Gestern war ich bei einem großartigen Weihnachtsgeschenk Konzert. Ich muss dazu sagen, dass ich die Karten verschenkt habe, aber selbst auch sehr froh war, dabei gewesen zu sein. Die verrückte Macy Gray besuchte uns weit weit weit gereist aus Los Angeles, California. Sie wurde nicht müde das zu erwähnen und uns anzufeuern und zur Musik dieser wahnsinnigen Frau zu bewegen. Warum wahnsinnig? Nach 30 Minuten Publikum warten lassen, gab es den Auftritt. Ein glitzerndes Kleid, eine Federboa und viel zu große rote Schuhe trugen Macy auf die Bühne. Die wallenden Haare standen ihr zu Berge und bevor sie anfing zu singen, sprach sie! Und sie machte das das ganze Konzert über. „Sexy people“, so wurde das Publikum immer wieder genannt. Großartig, schräg und immer wieder lustig. Oh Mann, die Frau hat was.

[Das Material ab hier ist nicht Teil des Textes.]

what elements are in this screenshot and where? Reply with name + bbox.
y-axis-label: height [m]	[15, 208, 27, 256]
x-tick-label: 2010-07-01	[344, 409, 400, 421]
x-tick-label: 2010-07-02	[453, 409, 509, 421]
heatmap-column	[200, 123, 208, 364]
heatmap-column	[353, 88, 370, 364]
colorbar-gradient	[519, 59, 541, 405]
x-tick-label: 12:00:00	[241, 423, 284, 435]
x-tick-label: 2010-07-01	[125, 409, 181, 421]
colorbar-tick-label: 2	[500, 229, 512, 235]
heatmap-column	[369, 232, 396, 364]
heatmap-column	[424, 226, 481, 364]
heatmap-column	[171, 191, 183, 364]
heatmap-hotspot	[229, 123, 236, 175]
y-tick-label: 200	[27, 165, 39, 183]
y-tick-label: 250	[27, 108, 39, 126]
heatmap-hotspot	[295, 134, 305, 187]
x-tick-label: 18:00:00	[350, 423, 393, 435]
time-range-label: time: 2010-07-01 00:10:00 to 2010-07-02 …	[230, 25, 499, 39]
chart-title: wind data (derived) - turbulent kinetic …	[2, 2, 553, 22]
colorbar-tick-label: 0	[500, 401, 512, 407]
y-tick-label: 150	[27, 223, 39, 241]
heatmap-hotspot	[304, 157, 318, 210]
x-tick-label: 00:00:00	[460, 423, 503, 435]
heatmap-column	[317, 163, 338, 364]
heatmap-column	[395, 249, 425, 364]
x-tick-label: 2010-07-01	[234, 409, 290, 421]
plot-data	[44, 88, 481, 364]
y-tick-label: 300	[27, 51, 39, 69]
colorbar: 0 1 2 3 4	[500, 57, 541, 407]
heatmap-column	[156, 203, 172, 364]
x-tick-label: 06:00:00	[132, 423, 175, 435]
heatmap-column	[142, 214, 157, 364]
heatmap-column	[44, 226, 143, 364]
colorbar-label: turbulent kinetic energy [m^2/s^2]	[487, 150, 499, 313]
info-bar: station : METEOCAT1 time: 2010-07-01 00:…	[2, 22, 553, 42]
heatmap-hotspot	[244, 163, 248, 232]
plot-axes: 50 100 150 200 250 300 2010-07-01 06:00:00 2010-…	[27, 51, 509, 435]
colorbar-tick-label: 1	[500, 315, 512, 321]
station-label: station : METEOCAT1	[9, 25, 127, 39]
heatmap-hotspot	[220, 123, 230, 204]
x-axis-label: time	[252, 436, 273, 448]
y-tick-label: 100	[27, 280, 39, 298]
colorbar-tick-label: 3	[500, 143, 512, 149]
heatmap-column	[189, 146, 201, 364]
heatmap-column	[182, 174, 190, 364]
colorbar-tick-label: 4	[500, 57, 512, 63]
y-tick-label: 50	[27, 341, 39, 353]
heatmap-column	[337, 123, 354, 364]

Neben all den lustigen Geschichten überzeugt natürlich genau eines, ihre Stimme. Man glaubt erst, dass diese kratzige unverwechselbare Stimme vom Band kommen muss. Doch sie ist es tatsächlich, sie singt wie sie singt und es ist fantastisch. Ob alte oder neue Songs, ich will und kann mich bewegen. Eigentlich kann man nicht still stehen. Diese verrückte Frau dort vorne wackelt ja auch mit ihren viel zu großen Schuhen auf ihrem Mikrofonständer umher. Dabei begleitet von der „most fantastic band in the world“, die nur gekommen ist um die „greates vaginas“ der Welt zu bespielen. Genau deshalb wurde sich heute morgen in L.A. in den Flieger gesetzt um jetzt das Publikum zu hören, wie es laut „Stoned“ mitsingt oder jeder seinen Namen nach vorne schreit. Unglaublich laut ist es auch neben der Bühne dank der immer und immer wieder kehrenden Motivation durch Macy. „You know what feels good, to put your head back and scream as loud as you can!“.

Dabei ist ihre Musik teilweise so schön sanft, dass man sich nur in den Armen liegen mag. Ob das nun bei „Creep“ oder bei „Sweet Baby“ passiert ist nebensächlich. Hauptsache man kann die Frau noch länger, noch viel länger singen hören. Ein Sonntag Abend mit großartiger Begleitung. Macy, we’re so „glad you’re here“. Zum Abschied dürfen noch einmal alle I try mitsingen und dann geht es einzeln von der Bühne. Fertig. Schön. Fühlt sich immernoch wunderbar an!